Is every geodesic-preserving diffeomorphism an isometry?
Let $M$ be a closed $n$-dimensional Riemannian manifold.
Let $f:M \to M$ be a diffeomorphism and suppose that for every (parametrized) geodesic $\gamma$, $f \circ \gamma$ is also a (parametrized) geodesic.
Must $f$ be an isometry?
An equivalent condition on $f$ is that $\nabla df=0$ where $\nabla=\nabla^{T^*M} $ $ \otimes \nabla^{f^*TM}$ is the relevant tensor product connection.

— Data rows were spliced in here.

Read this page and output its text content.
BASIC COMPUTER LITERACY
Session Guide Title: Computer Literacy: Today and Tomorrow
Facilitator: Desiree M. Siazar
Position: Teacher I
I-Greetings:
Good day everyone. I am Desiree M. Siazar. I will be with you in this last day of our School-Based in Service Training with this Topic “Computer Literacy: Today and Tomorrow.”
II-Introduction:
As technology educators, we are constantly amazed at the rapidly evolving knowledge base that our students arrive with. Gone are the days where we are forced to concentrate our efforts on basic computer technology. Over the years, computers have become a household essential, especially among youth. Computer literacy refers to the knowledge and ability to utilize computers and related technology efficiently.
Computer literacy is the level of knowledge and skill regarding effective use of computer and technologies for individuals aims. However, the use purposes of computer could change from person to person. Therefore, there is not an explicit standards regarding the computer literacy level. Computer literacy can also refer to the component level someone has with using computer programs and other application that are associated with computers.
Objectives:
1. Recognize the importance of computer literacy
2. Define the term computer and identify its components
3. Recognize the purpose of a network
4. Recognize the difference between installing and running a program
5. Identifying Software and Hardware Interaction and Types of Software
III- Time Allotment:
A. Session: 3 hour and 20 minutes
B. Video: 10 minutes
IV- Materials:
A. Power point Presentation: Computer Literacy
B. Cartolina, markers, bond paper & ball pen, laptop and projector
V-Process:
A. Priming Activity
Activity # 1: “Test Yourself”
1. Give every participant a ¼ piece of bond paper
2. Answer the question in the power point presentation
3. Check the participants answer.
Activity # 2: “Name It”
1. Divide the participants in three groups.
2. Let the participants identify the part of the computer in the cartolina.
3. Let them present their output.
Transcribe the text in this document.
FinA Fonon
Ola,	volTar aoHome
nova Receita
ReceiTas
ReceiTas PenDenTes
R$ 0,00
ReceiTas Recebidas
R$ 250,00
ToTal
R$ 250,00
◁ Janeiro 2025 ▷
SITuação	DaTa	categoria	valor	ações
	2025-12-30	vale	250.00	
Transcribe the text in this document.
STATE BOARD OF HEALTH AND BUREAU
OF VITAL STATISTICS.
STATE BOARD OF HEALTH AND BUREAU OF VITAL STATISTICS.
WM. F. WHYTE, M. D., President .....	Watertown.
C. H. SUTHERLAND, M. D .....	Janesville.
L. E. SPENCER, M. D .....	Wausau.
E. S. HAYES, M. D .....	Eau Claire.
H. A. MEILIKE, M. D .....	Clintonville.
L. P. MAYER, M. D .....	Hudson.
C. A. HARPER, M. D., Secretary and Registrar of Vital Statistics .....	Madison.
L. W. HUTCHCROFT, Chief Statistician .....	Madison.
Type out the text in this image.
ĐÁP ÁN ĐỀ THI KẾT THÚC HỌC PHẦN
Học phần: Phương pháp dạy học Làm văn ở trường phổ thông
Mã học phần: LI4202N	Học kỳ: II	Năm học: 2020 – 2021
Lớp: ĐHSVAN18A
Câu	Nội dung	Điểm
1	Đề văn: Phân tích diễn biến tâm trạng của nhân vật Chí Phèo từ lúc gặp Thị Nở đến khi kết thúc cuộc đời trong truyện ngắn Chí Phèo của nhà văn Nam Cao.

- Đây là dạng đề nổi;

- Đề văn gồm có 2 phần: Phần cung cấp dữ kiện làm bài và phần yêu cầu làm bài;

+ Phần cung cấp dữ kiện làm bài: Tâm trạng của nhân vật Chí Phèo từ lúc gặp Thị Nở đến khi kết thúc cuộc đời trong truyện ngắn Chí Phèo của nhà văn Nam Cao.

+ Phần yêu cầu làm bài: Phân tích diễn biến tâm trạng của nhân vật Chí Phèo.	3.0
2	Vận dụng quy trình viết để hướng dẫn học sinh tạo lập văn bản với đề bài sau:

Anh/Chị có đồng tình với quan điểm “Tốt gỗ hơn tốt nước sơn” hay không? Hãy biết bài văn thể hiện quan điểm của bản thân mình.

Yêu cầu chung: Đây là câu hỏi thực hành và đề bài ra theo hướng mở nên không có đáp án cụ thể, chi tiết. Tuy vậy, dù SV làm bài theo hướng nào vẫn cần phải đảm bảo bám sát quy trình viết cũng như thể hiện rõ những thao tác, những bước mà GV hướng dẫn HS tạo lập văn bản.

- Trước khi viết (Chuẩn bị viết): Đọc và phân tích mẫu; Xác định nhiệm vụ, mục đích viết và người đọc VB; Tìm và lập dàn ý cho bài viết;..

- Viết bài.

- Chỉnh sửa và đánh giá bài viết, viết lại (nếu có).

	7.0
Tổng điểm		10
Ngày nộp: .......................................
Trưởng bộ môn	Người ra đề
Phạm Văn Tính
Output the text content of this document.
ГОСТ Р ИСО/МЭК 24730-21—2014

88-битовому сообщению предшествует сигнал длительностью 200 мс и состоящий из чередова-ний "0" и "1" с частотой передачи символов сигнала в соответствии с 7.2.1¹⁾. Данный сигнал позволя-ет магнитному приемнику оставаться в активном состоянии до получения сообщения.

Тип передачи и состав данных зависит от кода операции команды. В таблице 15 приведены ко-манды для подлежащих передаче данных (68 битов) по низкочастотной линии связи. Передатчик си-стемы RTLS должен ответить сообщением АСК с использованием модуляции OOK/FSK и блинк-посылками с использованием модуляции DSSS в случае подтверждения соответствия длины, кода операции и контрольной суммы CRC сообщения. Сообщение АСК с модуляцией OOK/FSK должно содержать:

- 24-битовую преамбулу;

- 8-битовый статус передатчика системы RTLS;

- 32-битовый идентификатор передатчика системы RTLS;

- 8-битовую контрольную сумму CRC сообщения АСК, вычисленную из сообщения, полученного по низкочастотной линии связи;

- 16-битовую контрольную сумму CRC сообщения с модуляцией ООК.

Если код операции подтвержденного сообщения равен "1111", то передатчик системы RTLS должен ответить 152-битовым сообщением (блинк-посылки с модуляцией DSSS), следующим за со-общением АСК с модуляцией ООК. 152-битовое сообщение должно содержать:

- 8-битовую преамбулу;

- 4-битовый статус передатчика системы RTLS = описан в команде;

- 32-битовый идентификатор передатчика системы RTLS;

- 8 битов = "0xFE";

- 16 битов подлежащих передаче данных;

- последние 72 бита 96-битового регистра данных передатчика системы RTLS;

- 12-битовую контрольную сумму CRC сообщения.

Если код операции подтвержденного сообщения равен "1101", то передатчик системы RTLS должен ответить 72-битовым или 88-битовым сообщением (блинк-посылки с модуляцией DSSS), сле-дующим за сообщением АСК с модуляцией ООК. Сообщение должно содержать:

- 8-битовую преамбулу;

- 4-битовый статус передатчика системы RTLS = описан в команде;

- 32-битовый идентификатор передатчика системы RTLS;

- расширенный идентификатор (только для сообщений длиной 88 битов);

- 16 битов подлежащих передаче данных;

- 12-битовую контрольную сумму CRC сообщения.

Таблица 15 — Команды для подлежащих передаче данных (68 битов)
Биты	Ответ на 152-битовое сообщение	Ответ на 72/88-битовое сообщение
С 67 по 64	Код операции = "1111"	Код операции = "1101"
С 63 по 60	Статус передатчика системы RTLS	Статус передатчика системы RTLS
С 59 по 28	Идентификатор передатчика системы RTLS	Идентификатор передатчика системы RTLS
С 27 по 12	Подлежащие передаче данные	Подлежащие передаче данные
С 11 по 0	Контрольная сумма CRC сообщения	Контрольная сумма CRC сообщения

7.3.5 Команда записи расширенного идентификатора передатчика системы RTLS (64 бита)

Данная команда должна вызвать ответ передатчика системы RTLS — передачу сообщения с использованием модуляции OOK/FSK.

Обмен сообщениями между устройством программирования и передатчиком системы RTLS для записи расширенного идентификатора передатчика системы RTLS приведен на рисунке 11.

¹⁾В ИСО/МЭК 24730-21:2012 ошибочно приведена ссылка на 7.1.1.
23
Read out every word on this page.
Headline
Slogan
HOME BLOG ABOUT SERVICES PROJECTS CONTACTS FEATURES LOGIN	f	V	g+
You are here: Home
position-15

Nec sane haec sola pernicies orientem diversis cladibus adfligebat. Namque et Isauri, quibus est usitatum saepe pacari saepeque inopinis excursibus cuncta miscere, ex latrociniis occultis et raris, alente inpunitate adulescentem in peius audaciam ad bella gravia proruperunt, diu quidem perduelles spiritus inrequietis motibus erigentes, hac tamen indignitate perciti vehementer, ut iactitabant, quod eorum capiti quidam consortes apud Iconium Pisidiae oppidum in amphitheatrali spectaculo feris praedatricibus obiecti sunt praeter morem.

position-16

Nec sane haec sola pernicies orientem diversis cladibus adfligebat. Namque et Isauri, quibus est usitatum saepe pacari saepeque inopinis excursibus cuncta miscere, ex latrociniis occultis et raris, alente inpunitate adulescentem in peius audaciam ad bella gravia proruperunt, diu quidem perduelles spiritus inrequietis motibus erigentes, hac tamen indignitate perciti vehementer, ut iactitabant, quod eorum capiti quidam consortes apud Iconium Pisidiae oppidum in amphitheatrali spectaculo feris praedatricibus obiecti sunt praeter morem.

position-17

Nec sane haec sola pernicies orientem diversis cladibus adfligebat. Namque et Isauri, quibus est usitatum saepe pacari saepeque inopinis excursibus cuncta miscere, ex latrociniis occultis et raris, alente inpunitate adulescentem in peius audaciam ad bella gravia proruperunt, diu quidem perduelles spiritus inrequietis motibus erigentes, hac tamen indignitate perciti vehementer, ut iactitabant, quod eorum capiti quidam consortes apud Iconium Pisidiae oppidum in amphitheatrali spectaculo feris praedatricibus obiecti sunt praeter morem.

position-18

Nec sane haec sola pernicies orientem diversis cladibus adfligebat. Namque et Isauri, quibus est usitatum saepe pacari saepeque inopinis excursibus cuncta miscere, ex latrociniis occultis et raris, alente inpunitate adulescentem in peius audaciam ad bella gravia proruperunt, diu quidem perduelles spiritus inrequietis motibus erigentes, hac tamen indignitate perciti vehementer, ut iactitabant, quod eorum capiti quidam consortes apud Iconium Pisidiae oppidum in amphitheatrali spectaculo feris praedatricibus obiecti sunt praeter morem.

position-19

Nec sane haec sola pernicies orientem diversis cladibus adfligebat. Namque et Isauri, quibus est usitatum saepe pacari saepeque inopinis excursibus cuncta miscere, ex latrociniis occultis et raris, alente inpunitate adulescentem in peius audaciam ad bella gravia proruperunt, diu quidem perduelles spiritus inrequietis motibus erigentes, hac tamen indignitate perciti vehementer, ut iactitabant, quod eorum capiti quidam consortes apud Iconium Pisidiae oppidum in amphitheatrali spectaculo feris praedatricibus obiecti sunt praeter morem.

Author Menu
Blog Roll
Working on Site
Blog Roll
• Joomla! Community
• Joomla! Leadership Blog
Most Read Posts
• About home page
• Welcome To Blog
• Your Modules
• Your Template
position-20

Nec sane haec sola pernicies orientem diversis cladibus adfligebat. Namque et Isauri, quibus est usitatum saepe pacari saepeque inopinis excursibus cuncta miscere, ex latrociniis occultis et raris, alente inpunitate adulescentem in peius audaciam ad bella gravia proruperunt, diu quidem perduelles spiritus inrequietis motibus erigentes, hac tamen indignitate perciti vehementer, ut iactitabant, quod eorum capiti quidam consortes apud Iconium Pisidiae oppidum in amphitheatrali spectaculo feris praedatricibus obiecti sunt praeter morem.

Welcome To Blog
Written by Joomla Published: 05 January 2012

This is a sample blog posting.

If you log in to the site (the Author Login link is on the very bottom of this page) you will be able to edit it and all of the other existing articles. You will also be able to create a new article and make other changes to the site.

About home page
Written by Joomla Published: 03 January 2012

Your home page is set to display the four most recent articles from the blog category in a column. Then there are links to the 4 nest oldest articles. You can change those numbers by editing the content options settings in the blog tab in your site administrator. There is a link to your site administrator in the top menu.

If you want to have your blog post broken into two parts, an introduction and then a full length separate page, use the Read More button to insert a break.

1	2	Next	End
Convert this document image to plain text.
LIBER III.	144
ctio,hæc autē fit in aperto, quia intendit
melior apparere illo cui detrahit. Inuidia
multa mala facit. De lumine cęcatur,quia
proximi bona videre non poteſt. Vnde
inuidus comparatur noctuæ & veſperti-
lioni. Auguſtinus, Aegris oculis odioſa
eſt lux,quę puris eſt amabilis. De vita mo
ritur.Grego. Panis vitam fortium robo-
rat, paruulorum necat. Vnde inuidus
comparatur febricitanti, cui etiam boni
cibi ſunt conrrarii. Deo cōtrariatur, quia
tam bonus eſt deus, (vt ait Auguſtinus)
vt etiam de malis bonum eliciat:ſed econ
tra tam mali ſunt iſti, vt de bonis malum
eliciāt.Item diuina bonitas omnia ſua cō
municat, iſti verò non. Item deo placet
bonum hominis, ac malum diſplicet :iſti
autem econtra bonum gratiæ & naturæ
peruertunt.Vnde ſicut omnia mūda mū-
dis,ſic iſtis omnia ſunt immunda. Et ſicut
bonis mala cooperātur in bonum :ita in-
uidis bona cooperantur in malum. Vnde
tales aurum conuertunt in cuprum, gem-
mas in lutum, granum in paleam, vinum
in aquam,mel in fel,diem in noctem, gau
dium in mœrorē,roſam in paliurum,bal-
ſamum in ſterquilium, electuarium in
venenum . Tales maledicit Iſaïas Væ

Note that this equivalent assumption implies that $df$ has constant singular values, and in particular that the Jacobian $\det(df)$ is constant, hence it must be $1$ (since $f$ was assumed to be a diffeomorphism.) Thus $f$ is volume-preserving.
This can certainly be false for manifolds with nonempty boundary in general, as the following example shows:
Let $0<a<b$, and set $ M=D_{a,b}=\biggl\{(x,y) \,\biggm | \, \frac{x^2}{a^2} + \frac{y^2}{b^2} \le 1 \biggr\} $ to be the ellipse with diameters $a,b$, endowed with the standard Euclidean metric (induced by $\mathbb{R}^2$). Then there exists $A \in \operatorname{SL}_2(\mathbb R) \setminus \operatorname{SO}(2)$ such that $AD_{a,b}=D_{a,b}$, and $A$ clearly preserves geodesics (it maps straight lines to straight lines.)
Indeed one can take $A$ to be of the form $$ A =A_{\theta}:= \begin{pmatrix} a& 0 \\ 0 & b \end{pmatrix} \begin{pmatrix} \cos\theta & -\sin\theta \\ \sin\theta & \cos \theta \end{pmatrix}\begin{pmatrix} 1/a& 0 \\ 0 & 1/b \end{pmatrix}= \begin{pmatrix} \cos\theta & -\frac ab \sin\theta \\ \frac ba \sin\theta & \cos \theta \end{pmatrix}. $$
For $M=\mathbb{S}^n $ the answer is positive, by this answer here.
No. As a counterexample, take the torus $\mathbb{T}^n=\mathbb{R}^n/\mathbb{Z}^n$ where $\mathbb{R}^n$ is endowed with the Euclidean metric. Since linear maps preserve geodesics in $\mathbb{R}^n$, $GL(n,\mathbb{Z})$ acts by geodesic-preserving diffeomorphisms on $\mathbb{T}^n$, and many of these are not isometries. For example, consider the map $\mathbb{T}^2\to\mathbb{T}^2$ defined by $(x,y)\mapsto(x,x+y)$ modulo $1$.
Qualitatively speaking, the requirements on $f$ do not constrain the shear components of $df$, though I suppose there may be global or even local obstructions to the existence of such shear maps.